I began to wake up, and realize that Anton was sleeping next to me. I was torn between relief that he wasn't lost and sadness that I had to leave the dream world before I got to act in the scene from Coriolanus.

Tuesday, January 3, 2012

Where there's smoke...


I went into town to go mail some Paperback Swap books, and, on my drive back, noticed a huge plume of smoke ahead. I worried at first, wondering if it could be coming from my neighborhood. But as I came closer, I saw that it was a pile of recently felled pine trees, burning away. There were dozens more piles - a huge swath of woods had been rapidly cut down. A sign proclaimed that it was the site of the new "Evangeline Trace" subdivision.

My heart fell. If all these trees had to die, couldn't they at least be used for something? I had heard about "slash and burn" practices in the rainforest, but I was honestly ignorant that it happened so close to home.

And then I turned into the "Livingston Trace" subdivision, where I live.

I almost wrote "not really by choice" after "where I live" in the sentence above. Because, sure, this isn't where I would choose to live - my husband bought this house before we met. But that was just me trying to make an excuse for my part in this whole thing.

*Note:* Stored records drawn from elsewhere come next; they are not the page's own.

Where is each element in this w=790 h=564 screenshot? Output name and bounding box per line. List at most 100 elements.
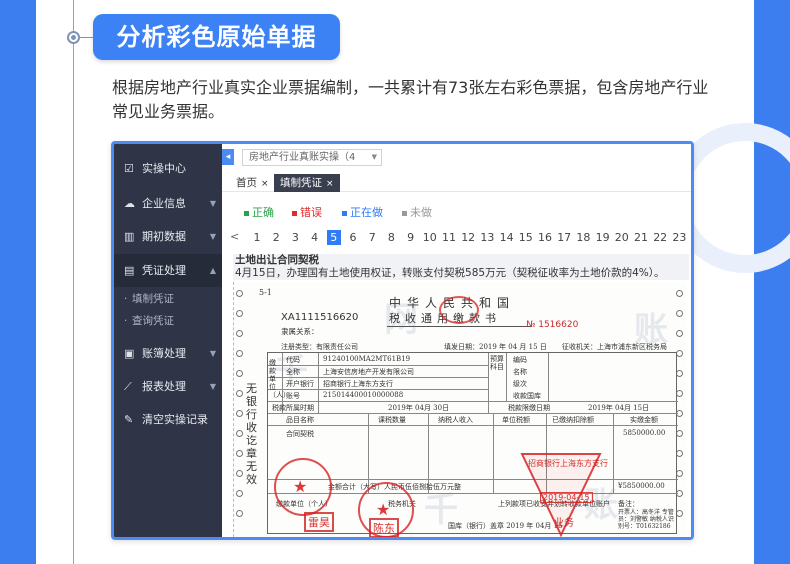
- budget-label: 级次: [513, 380, 527, 388]
- page-number[interactable]: 19: [596, 230, 610, 245]
- row-label: 账号: [286, 392, 300, 400]
- sidebar-item-report-processing[interactable]: ⟋ 报表处理 ▼: [114, 370, 222, 403]
- legend-in-progress: 正在做: [342, 204, 383, 220]
- close-icon[interactable]: ×: [261, 179, 269, 189]
- page-number[interactable]: 7: [365, 230, 379, 245]
- page-number[interactable]: 23: [672, 230, 686, 245]
- page-number[interactable]: 21: [634, 230, 648, 245]
- sidebar-subitem-label: 填制凭证: [132, 293, 174, 305]
- title-underline: [387, 326, 532, 327]
- page-number[interactable]: 6: [346, 230, 360, 245]
- item-amount: 5850000.00: [623, 429, 666, 437]
- punch-holes-left: [236, 290, 244, 530]
- task-detail: 4月15日，办理国有土地使用权证，转账支付契税585万元（契税征收率为土地价款的…: [235, 267, 665, 279]
- company-select-value: 房地产行业真账实操（4: [249, 152, 356, 163]
- page-number[interactable]: 18: [576, 230, 590, 245]
- page-number[interactable]: 11: [442, 230, 456, 245]
- legend-not-done: 未做: [402, 204, 432, 220]
- sidebar-item-ledger-processing[interactable]: ▣ 账簿处理 ▼: [114, 337, 222, 370]
- voucher-grid: 缴款单位（人） 代码 91240100MA2MT61B19 全称 上海安信房地产…: [267, 352, 678, 534]
- legend-correct: 正确: [244, 204, 274, 220]
- sidebar-item-voucher-processing[interactable]: ▤ 凭证处理 ▲: [114, 254, 222, 287]
- sidebar-item-label: 清空实操记录: [142, 413, 208, 426]
- page-number[interactable]: 20: [615, 230, 629, 245]
- page-number[interactable]: 13: [480, 230, 494, 245]
- section-title: 分析彩色原始单据: [93, 14, 340, 60]
- row-value: 215014400010000088: [323, 391, 404, 399]
- registration-type: 注册类型：有限责任公司: [281, 343, 358, 351]
- page-number[interactable]: 9: [404, 230, 418, 245]
- page-number[interactable]: 17: [557, 230, 571, 245]
- tab-fill-voucher[interactable]: 填制凭证 ×: [274, 174, 340, 192]
- page-number[interactable]: 3: [288, 230, 302, 245]
- page-number[interactable]: 15: [519, 230, 533, 245]
- company-select[interactable]: 房地产行业真账实操（4 ▼: [242, 149, 382, 166]
- tab-bar: 首页 × 填制凭证 ×: [222, 172, 691, 192]
- tax-period-value: 2019年 04月 30日: [388, 404, 450, 412]
- chevron-down-icon: ▼: [209, 349, 216, 358]
- red-square-icon: [292, 210, 297, 216]
- sidebar-item-clear-records[interactable]: ✎ 清空实操记录: [114, 403, 222, 436]
- bank-stamp-text: 招商银行上海东方支行: [528, 459, 608, 468]
- tax-deadline-value: 2019年 04月 15日: [588, 404, 650, 412]
- page-number[interactable]: 22: [653, 230, 667, 245]
- sidebar-subitem-fill-voucher[interactable]: · 填制凭证: [114, 288, 222, 310]
- table-header: 单位税额: [502, 416, 530, 424]
- chevron-down-icon: ▼: [209, 232, 216, 241]
- legend-label: 正确: [252, 206, 274, 219]
- page-number[interactable]: 2: [269, 230, 283, 245]
- sidebar-item-opening-data[interactable]: ▥ 期初数据 ▼: [114, 220, 222, 253]
- table-header: 实缴金额: [630, 416, 658, 424]
- tab-home[interactable]: 首页 ×: [230, 174, 275, 192]
- personal-seal: 雷昊: [304, 512, 334, 532]
- sidebar-item-label: 报表处理: [142, 380, 186, 393]
- tax-period-label: 税款所属时期: [272, 404, 314, 412]
- task-description: 土地出让合同契税 4月15日，办理国有土地使用权证，转账支付契税585万元（契税…: [233, 254, 689, 280]
- legend-label: 正在做: [350, 206, 383, 219]
- close-icon[interactable]: ×: [326, 179, 334, 189]
- title-oval-stamp: [439, 296, 479, 324]
- payer-side-label: 缴款单位（人）: [269, 359, 290, 399]
- page-number[interactable]: 14: [500, 230, 514, 245]
- tax-deadline-label: 税款限缴日期: [508, 404, 550, 412]
- voucher-code: 5-1: [259, 288, 272, 297]
- book-icon: ▣: [124, 347, 135, 360]
- sidebar-item-label: 期初数据: [142, 230, 186, 243]
- green-square-icon: [244, 210, 249, 216]
- item-name: 合同契税: [286, 430, 314, 438]
- bullet-icon: ·: [124, 315, 128, 327]
- app-main: ◂ 房地产行业真账实操（4 ▼ 首页 × 填制凭证 × 正确 错误 正在做 未做…: [222, 144, 691, 537]
- bank-receipt-side-text: 无银行收讫章无效: [246, 382, 257, 486]
- sidebar-item-company-info[interactable]: ☁ 企业信息 ▼: [114, 187, 222, 220]
- chevron-down-icon: ▼: [371, 153, 377, 161]
- app-sidebar: ☑ 实操中心 ☁ 企业信息 ▼ ▥ 期初数据 ▼ ▤ 凭证处理 ▲ · 填制凭证…: [114, 144, 222, 537]
- prev-page-button[interactable]: <: [230, 230, 239, 243]
- page-number[interactable]: 12: [461, 230, 475, 245]
- star-icon: ★: [376, 500, 391, 519]
- tab-label: 填制凭证: [280, 177, 322, 189]
- document-icon: ▤: [124, 264, 135, 277]
- budget-label: 编码: [513, 356, 527, 364]
- row-label: 代码: [286, 356, 300, 364]
- sidebar-item-practice-center[interactable]: ☑ 实操中心: [114, 152, 222, 185]
- left-border-band: [0, 0, 36, 564]
- table-header: 已缴纳扣除额: [552, 416, 594, 424]
- page-number[interactable]: 16: [538, 230, 552, 245]
- page-number[interactable]: 10: [423, 230, 437, 245]
- subordinate-relation: 隶属关系：: [281, 327, 319, 336]
- right-border-band: [754, 0, 790, 564]
- table-header: 品目名称: [286, 416, 314, 424]
- sidebar-item-label: 企业信息: [142, 197, 186, 210]
- voucher-number: № 1516620: [526, 320, 579, 330]
- personal-seal: 陈东: [369, 518, 399, 537]
- page-number[interactable]: 8: [384, 230, 398, 245]
- page-number[interactable]: 4: [308, 230, 322, 245]
- table-header: 课税数量: [378, 416, 406, 424]
- page-number[interactable]: 1: [250, 230, 264, 245]
- total-value: ¥5850000.00: [618, 482, 665, 490]
- row-value: 91240100MA2MT61B19: [323, 355, 411, 363]
- sidebar-subitem-query-voucher[interactable]: · 查询凭证: [114, 310, 222, 332]
- page-number[interactable]: 5: [326, 230, 341, 245]
- cloud-icon: ☁: [124, 197, 135, 210]
- sidebar-collapse-button[interactable]: ◂: [222, 149, 234, 165]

I'm vegan, we cart our recycling into Baton Rouge once a month, we compost, we use cloth diapers and napkins, I do Paperback Swap...but it all seems so insignificant when I'm forced to really see the kind of environmental destruction caused by my lifestyle. I'm sure there's so much more I'm still ignorant about.

Things I used to do, like walking or biking for work and errands, aren't even possible with this new suburban lifestyle. The roads are narrow, with no sidewalks and ditches along them which make it dangerous. Besides, there's nothing within walking distance.

I don't want to be a part of this, but I feel powerless.